Sometimes one must tell untruths in our business. But it went through a channel I hoped would be believed.”

“And it was?”

“Thankfully, yes. When Winkler arrived I was sure the message had been received, understood, and, above all, believed as true.”

“Winkler was the reply?” asked Preston.

“Yes. Poor man. He believed he was on a routine mission to check on the Stephanides brothers and their transmitter. By the by, he was found drowned in Prague two weeks ago. Knew too much, I suppose.”

“And the Russian in Ipswich?”

“His name, I have just learned, was Petrofsky. A first-class professional, and a patriot.”

“But he, too, had to die?”

“John, it was a terrible decision. But unavoidable. The arrival of Winkler was an offer, a proposal for a trade-off. No formal agreement, of course. Just a tacit understanding. The man Petrofsky could not be taken alive and interrogated. I had to go along with the unwritten and unspoken trade with the man in the window back there at the safe house.”

“If we had got Petrofsky alive, we’d have had the Soviet Union over a barrel.”

“Yes, John, indeed we would. We could have subjected them to a huge international humiliation. And to what end? The USSR could not have taken it lying down. They’d have had to reply somewhere else in the world. What would you have wished? A return to the worst aspects of the Cold War?”

“It seems a pity to lose an opportunity to screw them, sir.”

“John, they’re big and armed and dangerous. The USSR is going to be there tomorrow and next week and next year. Somehow we have to share this planet with them. Better they be ruled by pragmatic and realistic men than hotheads and zealots.”

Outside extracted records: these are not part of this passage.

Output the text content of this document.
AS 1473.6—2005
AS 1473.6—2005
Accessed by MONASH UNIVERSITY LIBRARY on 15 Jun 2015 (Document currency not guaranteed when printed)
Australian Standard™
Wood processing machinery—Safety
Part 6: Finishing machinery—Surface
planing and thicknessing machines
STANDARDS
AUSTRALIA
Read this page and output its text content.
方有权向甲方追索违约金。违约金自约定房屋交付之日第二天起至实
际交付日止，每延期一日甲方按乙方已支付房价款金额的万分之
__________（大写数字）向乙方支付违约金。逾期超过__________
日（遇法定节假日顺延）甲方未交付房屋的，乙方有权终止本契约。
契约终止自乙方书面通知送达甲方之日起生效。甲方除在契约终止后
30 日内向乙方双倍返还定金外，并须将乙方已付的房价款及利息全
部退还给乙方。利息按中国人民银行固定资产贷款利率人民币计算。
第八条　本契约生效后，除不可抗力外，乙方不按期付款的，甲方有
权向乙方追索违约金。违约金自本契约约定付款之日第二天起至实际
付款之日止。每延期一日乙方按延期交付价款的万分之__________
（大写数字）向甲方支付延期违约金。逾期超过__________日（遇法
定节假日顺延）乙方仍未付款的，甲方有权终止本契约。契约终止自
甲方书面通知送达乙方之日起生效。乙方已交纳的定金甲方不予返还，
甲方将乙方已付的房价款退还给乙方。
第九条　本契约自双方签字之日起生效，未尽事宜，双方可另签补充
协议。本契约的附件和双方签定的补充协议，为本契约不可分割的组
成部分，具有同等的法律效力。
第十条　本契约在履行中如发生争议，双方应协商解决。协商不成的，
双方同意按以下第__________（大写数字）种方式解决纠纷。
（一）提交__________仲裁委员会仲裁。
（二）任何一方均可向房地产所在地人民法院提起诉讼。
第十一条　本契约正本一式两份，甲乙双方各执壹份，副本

“And that merits a trade with men like the one in the window, Sir Nigel?”

“Sometimes it has to be done. I’m a professional, so is he. There are journalists and writers who would have it that we in our profession live in a dream world. In reality it’s the reverse. It is the politicians who dream their dreams—sometimes dangerous dreams, like the General Secretary’s dream of changing the face of Europe as his personal monument.

“A top intelligence officer has to be harder-headed than the toughest businessman. One has to trim to the reality, John. When the dreams take command, one ends up with the Bay of Pigs. The first break in the Cuban missiles impasse was suggested by the KGB

rezident in New York. It was Khrushchev, not the professionals, who had gone over the top.”

“So what happens next, sir?”

The old spymaster sighed. “We leave it to them. There will be some changes made.

They will make them in their own inimitable way. The man back there in the house will set them in train. His career will be advanced, those of others broken.”

“And Philby?” asked Preston.

“What about Philby?”

“Is he trying to come home?”

Sir Nigel shrugged impatiently. “For years past,” he said. “And, yes, he’s in touch from time to time, covertly, with my people in our embassy over there. We breed pigeons. ...”

“Pigeons?”

“Very old-fashioned, I know. And simple. But still surprisingly efficient. That’s how he communicates. But not about Plan Aurora. And even if he had, so far as I am concerned—”

“So far as you are concerned—?”

“He can rot in hell,” said Sir Nigel softly.

They drove for a while in silence.

“What about you, John? Will you stay with Five now?”

“I don’t think so, sir. I’ve had a good run. The DG retires on September first, but he’ll take final leave next month. I don’t fancy my chances under his successor.”

“Can’t take you into Six. You know that. We don’t take late entrants. Thought of returning to Civvy Street?”

“Not the best time for a man of forty-six with no known skills to get a job nowadays,” said Preston.

“I have some friends,” mused the Master. “They’re in asset protection. They might be able to use a good man. I could have a word.”

“Asset protection?”

“Oil wells, mines, deposits, racehorses ... Things people want kept safe from theft or destruction. Even themselves. It would pay well. Enable you to take full care of that son of yours.”

“It seems I’m not the only one who checks up on things,” Preston said, grinning.

The older man was staring out of the window, as if at something far away and long ago. “Had a son myself once,” he said quietly. “Just the one. Fine lad. Killed in the Falklands. Know how you feel.”